Bruno Maçães, a writer and consultant on geopolitics who has served as Portugal’s Europe minister, told me his phone had been ringing constantly since Trump’s election. European business leaders want to know what Trump will do with his second term, and how they can prepare. Maçães was not optimistic. He scoffed at Trump’s decision to create new, lofty-sounding administration posts for Elon Musk and Vivek Ramaswamy, and was baffled by the Silicon Valley types who believe the billionaires will transform the federal government, usher in a new era of unprecedented economic growth, and colonize Mars. “Maybe,” Maçães said. “I don’t know. But if you saw this in another country, you would see it as an acute sign of political decay when billionaires and oligarchy are taking over political policy.”
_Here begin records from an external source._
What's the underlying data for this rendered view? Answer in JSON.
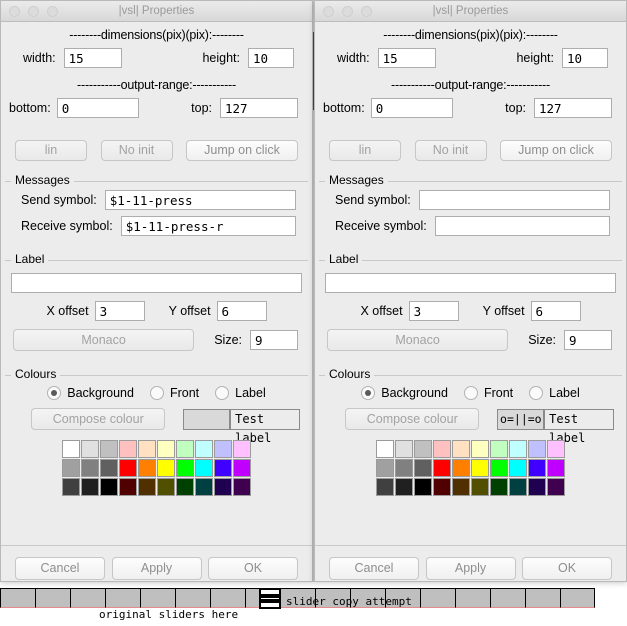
{
  "canvas": {
    "original_sliders_label": "original sliders here",
    "slider_copy_label": "slider copy attempt",
    "slider_cell_count": 17
  },
  "window_title": "|vsl| Properties",
  "common": {
    "dimensions_header": "--------dimensions(pix)(pix):--------",
    "output_range_header": "-----------output-range:-----------",
    "width_label": "width:",
    "height_label": "height:",
    "bottom_label": "bottom:",
    "top_label": "top:",
    "btn_lin": "lin",
    "btn_no_init": "No init",
    "btn_jump_on_click": "Jump on click",
    "messages_group": "Messages",
    "send_symbol_label": "Send symbol:",
    "receive_symbol_label": "Receive symbol:",
    "label_group": "Label",
    "x_offset_label": "X offset",
    "y_offset_label": "Y offset",
    "font_button": "Monaco",
    "size_label": "Size:",
    "colours_group": "Colours",
    "radio_background": "Background",
    "radio_front": "Front",
    "radio_label": "Label",
    "compose_colour": "Compose colour",
    "test_label": "Test label",
    "cancel": "Cancel",
    "apply": "Apply",
    "ok": "OK"
  },
  "windows": [
    {
      "id": "left",
      "width_value": "15",
      "height_value": "10",
      "bottom_value": "0",
      "top_value": "127",
      "send_symbol_value": "$1-11-press",
      "receive_symbol_value": "$1-11-press-r",
      "label_value": "",
      "x_offset_value": "3",
      "y_offset_value": "6",
      "size_value": "9",
      "preview_text": "",
      "selected_colour_target": "Background"
    },
    {
      "id": "right",
      "width_value": "15",
      "height_value": "10",
      "bottom_value": "0",
      "top_value": "127",
      "send_symbol_value": "",
      "receive_symbol_value": "",
      "label_value": "",
      "x_offset_value": "3",
      "y_offset_value": "6",
      "size_value": "9",
      "preview_text": "o=||=o",
      "selected_colour_target": "Background"
    }
  ],
  "palette": {
    "row1": [
      "#ffffff",
      "#e0e0e0",
      "#c0c0c0",
      "#ffc0c0",
      "#ffe0c0",
      "#ffffc0",
      "#c0ffc0",
      "#c0ffff",
      "#c0c0ff",
      "#ffc0ff"
    ],
    "row2": [
      "#a0a0a0",
      "#808080",
      "#606060",
      "#ff0000",
      "#ff8000",
      "#ffff00",
      "#00ff00",
      "#00ffff",
      "#4000ff",
      "#bf00ff"
    ],
    "row3": [
      "#404040",
      "#202020",
      "#000000",
      "#500000",
      "#503000",
      "#505000",
      "#004000",
      "#004040",
      "#200050",
      "#3f0050"
    ]
  },
  "colors": {
    "window_bg": "#ececec",
    "titlebar": "#e3e3e3",
    "accent_blue": "#1f4fa8",
    "slider_cell": "#bfbfbf",
    "slider_underline": "#e58b8b"
  }
}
Maçães, like others I talked with, was eager not to be seen as hysterical or fatalistic. He said he didn’t think Trump’s foreign-policy appointments so far have been disastrous. But when he looked at the people Trump was naming to key domestic positions, most notably Matt Gaetz as attorney general, he found it hard to see anything other than a profound deterioration of political culture and democratic norms. “Americans have more reason to worry than the rest of the world,” he said.